Garret Martin: Unlike a lot of his other fellow members of government, who advocated an armistice and cooperating with the German invader, de Gaulle really took a very ambitious move to seek refuge in London, and to make a very solemn declaration on the 18th of June 1940 to continue the fight, saying that “France had lost a battle, but they had not lost the war.”
Narrator: Unlike most of his colleagues, Frédéric Joliot-Curie remained in his Paris laboratory throughout the war, as Hélène Langevin-Joliot remembers.
Hélène Langevin-Joliot: My father reached Bordeaux with [Lew] Kowarski, [Hans] Halban, and the papers of the experiment and the heavy water needed for the project of a small atomic reactor, a “pile,” as it was said at that time.
Finally, he decided not to go with Halban and Kowarski, not to go to England, not to leave France, with the idea that the Germans will be defeated at the end. And that you need, during that time, to be able to maintain some science in France, to be able to do it again.
Narrator: Phillippe Halban remembers that his father Hans Halban was inspired by the British resolve to win the war.
Phillippe Halban: Going to England and seeing this admirable resilience, which clearly caught his attention, that he admired, and that, to a certain extent, fascinated him. He was admiring the resilience and, “This is where it’s going to happen. We’re not going to surrender. We are going to win this war.” You couldn’t not but be impressed and overwhelmed by that sort of attitude.
Historians Spencer Weart and Rebecca Erbelding discuss France under Nazi occupation, including Frédéric Joliot-Curie’s role in the French Resistance and France’s collaborationist government.
Narrator: As Spencer Weart describes, Frédéric Joliot-Curie played a significant role in the French Resistance, often at great personal risk.
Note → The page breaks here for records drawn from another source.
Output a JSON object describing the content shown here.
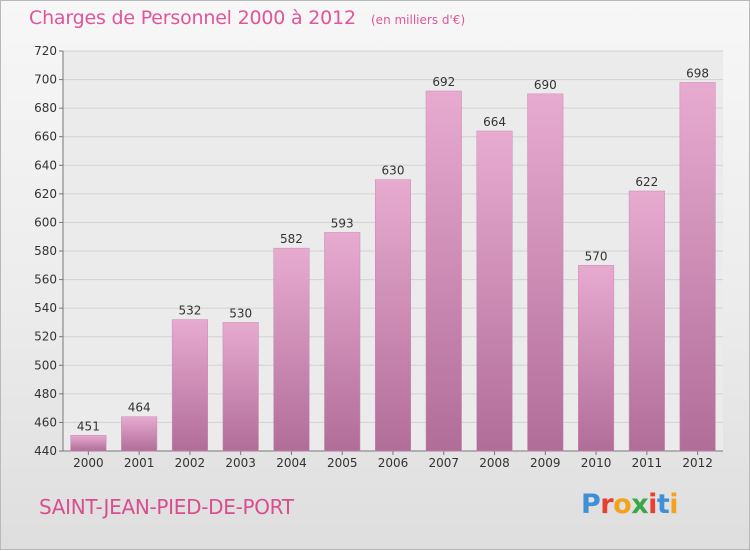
{
  "header": {
    "title": "Charges de Personnel 2000 à 2012",
    "unit_note": "(en milliers d'€)"
  },
  "footer": {
    "commune": "SAINT-JEAN-PIED-DE-PORT",
    "logo_text": "Proxiti"
  },
  "colors": {
    "bar_top": "#e8abd0",
    "bar_bottom": "#b06d98",
    "title": "#e0559a",
    "logo": [
      "#3d8fd6",
      "#e8402e",
      "#f2a21c",
      "#3aa64a",
      "#e8402e",
      "#3d8fd6",
      "#f2a21c"
    ]
  },
  "chart_data": {
    "type": "bar",
    "title": "Charges de Personnel 2000 à 2012",
    "subtitle": "(en milliers d'€)",
    "categories": [
      "2000",
      "2001",
      "2002",
      "2003",
      "2004",
      "2005",
      "2006",
      "2007",
      "2008",
      "2009",
      "2010",
      "2011",
      "2012"
    ],
    "values": [
      451,
      464,
      532,
      530,
      582,
      593,
      630,
      692,
      664,
      690,
      570,
      622,
      698
    ],
    "data_labels": [
      "451",
      "464",
      "532",
      "530",
      "582",
      "593",
      "630",
      "692",
      "664",
      "690",
      "570",
      "622",
      "698"
    ],
    "ylim": [
      440,
      720
    ],
    "yticks": [
      440,
      460,
      480,
      500,
      520,
      540,
      560,
      580,
      600,
      620,
      640,
      660,
      680,
      700,
      720
    ],
    "ytick_labels": [
      "440",
      "460",
      "480",
      "500",
      "520",
      "540",
      "560",
      "580",
      "600",
      "620",
      "640",
      "660",
      "680",
      "700",
      "720"
    ],
    "grid": "horizontal",
    "xlabel": "",
    "ylabel": ""
  }
}
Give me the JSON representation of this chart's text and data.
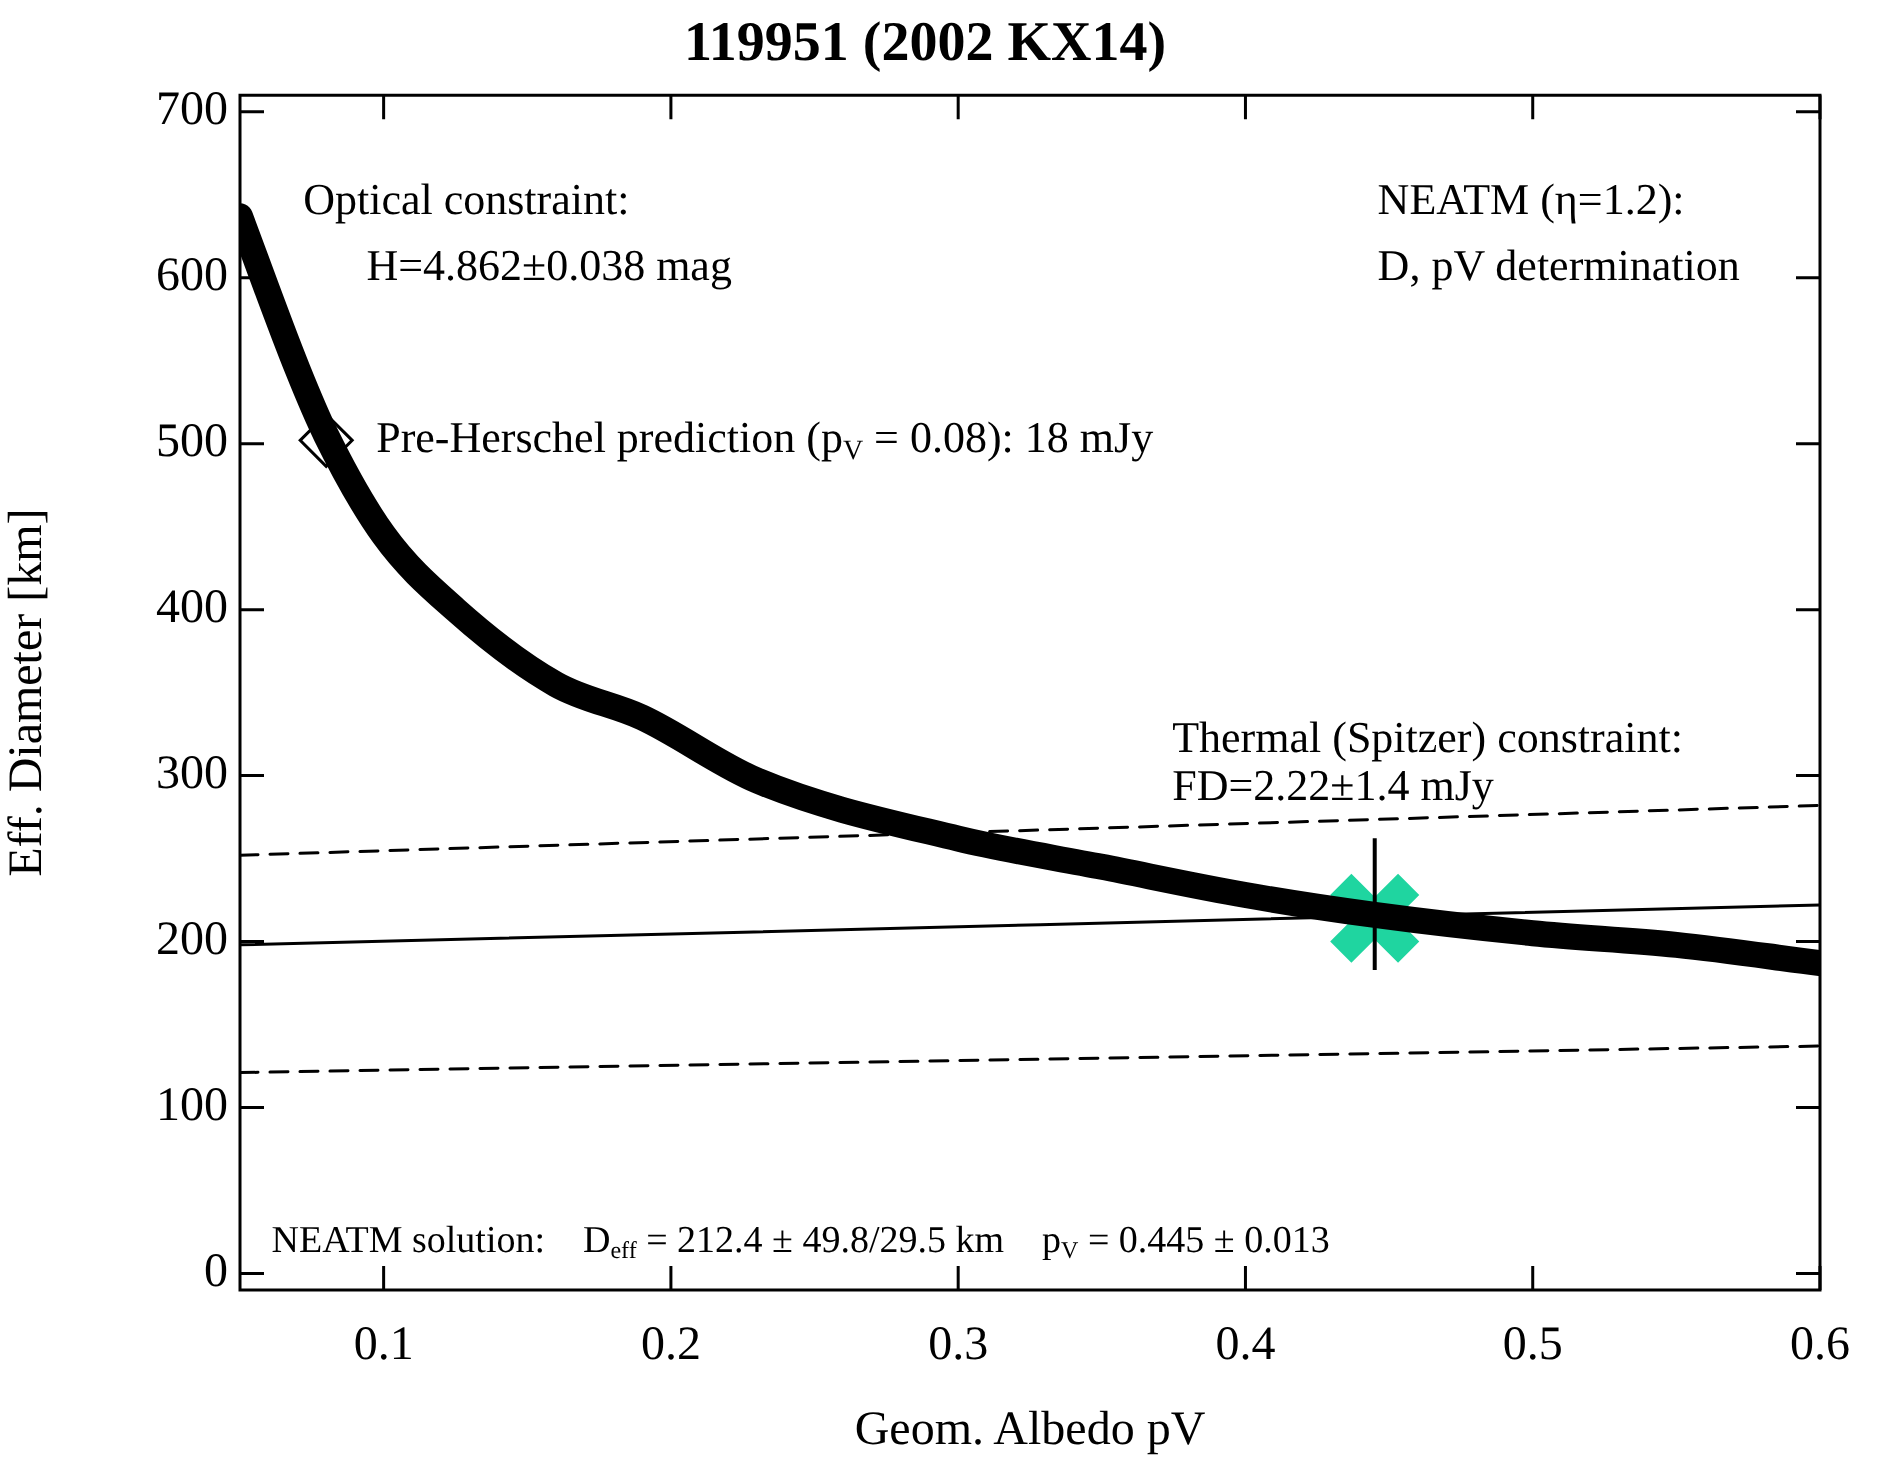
{
  "chart_data": {
    "type": "line",
    "title": "119951 (2002 KX14)",
    "xlabel": "Geom. Albedo pV",
    "ylabel": "Eff. Diameter [km]",
    "xlim": [
      0.05,
      0.6
    ],
    "xticks": [
      0.1,
      0.2,
      0.3,
      0.4,
      0.5,
      0.6
    ],
    "ylim": [
      -10,
      710
    ],
    "yticks": [
      0,
      100,
      200,
      300,
      400,
      500,
      600,
      700
    ],
    "grid": false,
    "legend": false,
    "series": [
      {
        "color": "#000000",
        "marker": "none",
        "line_style": "solid",
        "x": [
          0.05,
          0.07,
          0.08,
          0.1,
          0.125,
          0.16,
          0.19,
          0.23,
          0.3,
          0.35,
          0.4,
          0.445,
          0.5,
          0.55,
          0.6
        ],
        "values": [
          637,
          545,
          505,
          445,
          400,
          355,
          335,
          297,
          262,
          245,
          228,
          216,
          205,
          198,
          187
        ]
      },
      {
        "color": "#000000",
        "marker": "none",
        "line_style": "solid",
        "x": [
          0.05,
          0.6
        ],
        "values": [
          198,
          222
        ]
      },
      {
        "color": "#000000",
        "marker": "none",
        "line_style": "dashed",
        "x": [
          0.05,
          0.6
        ],
        "values": [
          252,
          282
        ]
      },
      {
        "color": "#000000",
        "marker": "none",
        "line_style": "dashed",
        "x": [
          0.05,
          0.6
        ],
        "values": [
          121,
          137
        ]
      },
      {
        "type": "scatter",
        "color": "#000000",
        "marker": "diamond",
        "x": [
          0.08
        ],
        "values": [
          502
        ]
      },
      {
        "type": "scatter",
        "color": "#1fd5a0",
        "marker": "cross",
        "x": [
          0.445
        ],
        "values": [
          214
        ],
        "errors": [
          [
            182.9,
            262.2
          ]
        ]
      }
    ],
    "annotations": [
      "Optical constraint:",
      "H=4.862±0.038 mag",
      {
        "text": "Pre-Herschel prediction (p$_{V}$ = 0.08): 18 mJy",
        "x": 0.08,
        "y": 502
      },
      "NEATM (η=1.2):",
      "D, pV determination",
      "Thermal (Spitzer) constraint:",
      "FD=2.22±1.4 mJy",
      "NEATM solution:    D$_{eff}$ = 212.4 ± 49.8/29.5 km    p$_{V}$ = 0.445 ± 0.013"
    ]
  }
}
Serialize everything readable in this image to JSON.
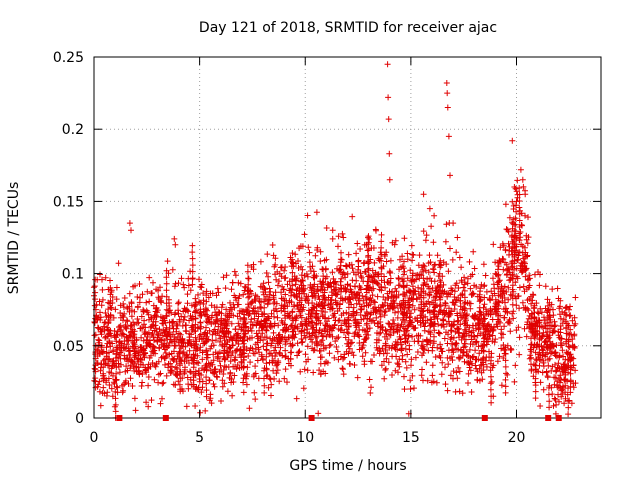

Spencer Weart: There isn’t any doubt that Joliot gradually became one of the leaders of the Resistance. He was a very prestigious person, so that he was able to command a certain respect among people. The Resistance in France of course was not at first organized at all, and it was underground. Joliot went back to the Collège de France. He set up new scientific work. He got to work on his cyclotron.
But as things progressed and the Resistance became more organized, Joliot began to do Resistance activities. We don’t know much of what they were, but we know that he did help mobilize people. Radios were made for the Resistance in the Collège de France under the Germans’ noses.
They managed to keep their funding and keep people from being deported to work on farms and factories in Germany, which was what happened to young men.
Narrator: Some of the French, especially those with the Vichy government, did not join the Resistance. Instead they collaborated with the German occupiers. As Rebecca Erbelding explains, some Vichy officials even rounded up Jews for the Nazis.
Rebecca Erbelding: France has had a difficult memorial experience, because there are certain segments of the French government that were certainly collaborationist. Vichy France was collaborating. They were turning over foreign Jews. They always met the quota that the Germans asked. The Germans would say, “We need this many thousand Jews to be on a transport to Poland,” and the French government always provided those Jews. The French railroads transported them.
At the same time, there are entire villages that took in Jewish refugees and hid them for the entirety of the war, with intricate systems to alert the entire town when officials were coming in so that people could be hidden properly.